A clean budget, the senators said, would be voted on favorably by a coalition of Republicans and Democrats. But, they said, the question is whether they would be given the opportunity to vote on it.

If DHS shuts down, emergency services would continue, which means Coast Guard Station New London would stay open. Border patrol would stay on the job, too. “But new initiatives will stop,” Murphy said. Two key initiatives would be disrupted, he said, including the Secret Service’s plan to reform the agency.

“We know, with the breaches of security around the White House, that the Secret Service is not measuring up,” Murphy said.

“The new DHS budget has an increase in funding for the visa program so that we can more accurately vet potential terrorists who are coming to the United States through Europe from Syria,” he added.

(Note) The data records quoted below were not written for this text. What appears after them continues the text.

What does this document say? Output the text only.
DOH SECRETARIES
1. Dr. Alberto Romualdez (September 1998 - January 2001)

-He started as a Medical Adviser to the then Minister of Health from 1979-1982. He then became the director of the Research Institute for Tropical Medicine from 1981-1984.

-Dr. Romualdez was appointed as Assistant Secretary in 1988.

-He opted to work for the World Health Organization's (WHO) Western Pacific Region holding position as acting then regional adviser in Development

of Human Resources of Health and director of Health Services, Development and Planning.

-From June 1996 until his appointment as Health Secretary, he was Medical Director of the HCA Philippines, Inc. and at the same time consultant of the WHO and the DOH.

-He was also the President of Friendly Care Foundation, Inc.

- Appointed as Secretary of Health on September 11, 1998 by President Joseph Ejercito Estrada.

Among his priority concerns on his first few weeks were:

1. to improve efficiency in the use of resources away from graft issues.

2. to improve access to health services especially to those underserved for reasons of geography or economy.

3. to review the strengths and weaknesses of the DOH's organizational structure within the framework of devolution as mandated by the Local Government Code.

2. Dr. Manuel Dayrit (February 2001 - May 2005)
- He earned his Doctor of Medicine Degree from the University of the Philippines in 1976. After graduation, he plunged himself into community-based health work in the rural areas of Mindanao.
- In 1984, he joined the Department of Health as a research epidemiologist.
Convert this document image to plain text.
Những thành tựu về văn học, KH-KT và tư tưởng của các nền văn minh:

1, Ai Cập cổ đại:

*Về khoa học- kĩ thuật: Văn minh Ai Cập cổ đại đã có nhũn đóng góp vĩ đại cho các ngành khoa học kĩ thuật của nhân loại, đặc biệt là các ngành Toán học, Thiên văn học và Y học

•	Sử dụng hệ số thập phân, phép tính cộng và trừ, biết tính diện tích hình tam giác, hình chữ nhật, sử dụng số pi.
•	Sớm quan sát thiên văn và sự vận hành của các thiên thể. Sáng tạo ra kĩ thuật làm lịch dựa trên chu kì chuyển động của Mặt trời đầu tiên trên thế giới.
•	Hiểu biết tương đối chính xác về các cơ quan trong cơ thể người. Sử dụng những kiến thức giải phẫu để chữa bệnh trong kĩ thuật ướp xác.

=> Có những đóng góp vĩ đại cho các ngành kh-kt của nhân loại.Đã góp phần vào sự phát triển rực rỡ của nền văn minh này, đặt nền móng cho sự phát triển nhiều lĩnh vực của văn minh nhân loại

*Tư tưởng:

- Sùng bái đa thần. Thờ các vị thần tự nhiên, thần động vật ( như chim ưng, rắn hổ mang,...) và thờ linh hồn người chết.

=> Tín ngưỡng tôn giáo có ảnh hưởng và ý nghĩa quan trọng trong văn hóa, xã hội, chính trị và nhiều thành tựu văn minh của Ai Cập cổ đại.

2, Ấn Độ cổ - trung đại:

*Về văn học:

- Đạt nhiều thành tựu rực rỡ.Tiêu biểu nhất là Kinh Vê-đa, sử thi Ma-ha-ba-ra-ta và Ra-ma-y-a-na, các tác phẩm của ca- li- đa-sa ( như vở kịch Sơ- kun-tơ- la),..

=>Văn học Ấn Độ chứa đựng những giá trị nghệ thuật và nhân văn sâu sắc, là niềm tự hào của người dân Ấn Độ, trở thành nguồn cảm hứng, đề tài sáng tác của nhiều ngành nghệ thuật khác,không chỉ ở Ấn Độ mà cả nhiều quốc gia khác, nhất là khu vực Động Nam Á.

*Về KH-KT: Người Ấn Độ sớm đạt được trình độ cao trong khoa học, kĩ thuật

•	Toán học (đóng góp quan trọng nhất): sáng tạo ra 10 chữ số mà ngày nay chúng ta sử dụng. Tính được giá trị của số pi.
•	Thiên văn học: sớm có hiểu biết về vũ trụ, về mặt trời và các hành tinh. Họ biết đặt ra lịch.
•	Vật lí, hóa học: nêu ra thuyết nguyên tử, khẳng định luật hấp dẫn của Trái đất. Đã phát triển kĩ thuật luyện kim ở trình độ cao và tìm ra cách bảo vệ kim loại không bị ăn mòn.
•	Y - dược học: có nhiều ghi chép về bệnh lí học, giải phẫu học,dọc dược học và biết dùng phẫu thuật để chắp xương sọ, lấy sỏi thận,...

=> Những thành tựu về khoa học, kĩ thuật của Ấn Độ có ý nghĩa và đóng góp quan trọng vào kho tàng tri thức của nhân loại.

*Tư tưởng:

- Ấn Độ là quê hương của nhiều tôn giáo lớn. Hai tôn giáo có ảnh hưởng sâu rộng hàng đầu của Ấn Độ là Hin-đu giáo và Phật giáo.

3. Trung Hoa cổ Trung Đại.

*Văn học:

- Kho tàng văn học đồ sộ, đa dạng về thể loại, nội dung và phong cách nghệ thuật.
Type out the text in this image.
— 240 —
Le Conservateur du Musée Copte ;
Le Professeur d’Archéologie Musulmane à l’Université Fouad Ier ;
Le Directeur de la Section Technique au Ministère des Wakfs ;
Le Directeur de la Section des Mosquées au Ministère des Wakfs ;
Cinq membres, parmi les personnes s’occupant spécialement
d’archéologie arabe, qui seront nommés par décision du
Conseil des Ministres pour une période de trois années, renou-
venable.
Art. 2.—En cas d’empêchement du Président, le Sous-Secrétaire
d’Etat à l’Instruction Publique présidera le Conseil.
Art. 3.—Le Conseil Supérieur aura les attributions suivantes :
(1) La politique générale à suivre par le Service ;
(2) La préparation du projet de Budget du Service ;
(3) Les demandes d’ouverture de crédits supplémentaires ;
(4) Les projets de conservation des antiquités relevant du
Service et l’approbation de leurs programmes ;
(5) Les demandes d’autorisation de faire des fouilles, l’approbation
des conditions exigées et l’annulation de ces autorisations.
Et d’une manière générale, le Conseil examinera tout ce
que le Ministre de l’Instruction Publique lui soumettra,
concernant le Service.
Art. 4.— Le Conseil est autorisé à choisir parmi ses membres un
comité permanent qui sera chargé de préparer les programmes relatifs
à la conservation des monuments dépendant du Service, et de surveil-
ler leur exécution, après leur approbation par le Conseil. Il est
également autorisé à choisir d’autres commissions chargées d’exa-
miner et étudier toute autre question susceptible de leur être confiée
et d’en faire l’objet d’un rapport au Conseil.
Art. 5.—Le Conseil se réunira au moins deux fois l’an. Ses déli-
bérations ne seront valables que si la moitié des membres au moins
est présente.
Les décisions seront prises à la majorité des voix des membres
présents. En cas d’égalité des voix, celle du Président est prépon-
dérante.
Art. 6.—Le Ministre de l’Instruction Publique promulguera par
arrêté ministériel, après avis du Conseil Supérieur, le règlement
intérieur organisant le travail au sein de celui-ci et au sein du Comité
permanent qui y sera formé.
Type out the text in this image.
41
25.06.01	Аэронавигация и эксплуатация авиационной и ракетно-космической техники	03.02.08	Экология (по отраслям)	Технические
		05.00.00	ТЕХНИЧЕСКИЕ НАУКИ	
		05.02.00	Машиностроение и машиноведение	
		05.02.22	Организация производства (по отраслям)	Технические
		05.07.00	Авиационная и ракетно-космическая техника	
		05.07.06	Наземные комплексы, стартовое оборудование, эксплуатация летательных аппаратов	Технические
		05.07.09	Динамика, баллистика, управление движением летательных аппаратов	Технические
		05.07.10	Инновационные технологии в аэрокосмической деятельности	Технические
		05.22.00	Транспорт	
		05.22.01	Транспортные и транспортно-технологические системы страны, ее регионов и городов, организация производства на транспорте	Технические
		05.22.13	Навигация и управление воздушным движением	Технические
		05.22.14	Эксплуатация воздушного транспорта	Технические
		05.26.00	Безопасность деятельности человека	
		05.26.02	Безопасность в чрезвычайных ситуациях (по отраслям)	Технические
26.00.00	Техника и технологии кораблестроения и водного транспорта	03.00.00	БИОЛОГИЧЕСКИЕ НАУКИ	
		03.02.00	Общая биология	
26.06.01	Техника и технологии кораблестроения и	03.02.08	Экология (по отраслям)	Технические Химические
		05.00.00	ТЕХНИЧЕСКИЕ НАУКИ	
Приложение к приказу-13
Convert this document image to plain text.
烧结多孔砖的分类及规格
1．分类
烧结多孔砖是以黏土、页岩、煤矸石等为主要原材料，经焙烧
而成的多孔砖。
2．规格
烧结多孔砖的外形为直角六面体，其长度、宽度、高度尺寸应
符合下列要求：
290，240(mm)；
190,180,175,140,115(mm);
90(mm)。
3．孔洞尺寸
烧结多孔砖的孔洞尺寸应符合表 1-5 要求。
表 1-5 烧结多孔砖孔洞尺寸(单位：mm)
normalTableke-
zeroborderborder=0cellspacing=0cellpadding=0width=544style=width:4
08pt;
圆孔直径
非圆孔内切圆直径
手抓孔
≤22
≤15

Plans to increase “coastal protection, coastal patrols” within the Coast Guard’s budget also would not move forward, according to Murphy.

On Friday, the senators also visited Norwich and New London, both of which could apply for Federal Emergency Management Agency funding as a result of the blizzard.

If applications are made, they could be severely delayed, Blumenthal said, because “some of those FEMA people may not be at work.”

According to Blumenthal, the Coast Guard Academy has 700 personnel, of which one-third is civilian. A DHS shutdown could result in unpaid furloughs for a substantial number of those employees, primarily non-emergency personnel, Blumenthal said.

“There would be ramifications and ripple effects across the country that we need to avoid,” he said.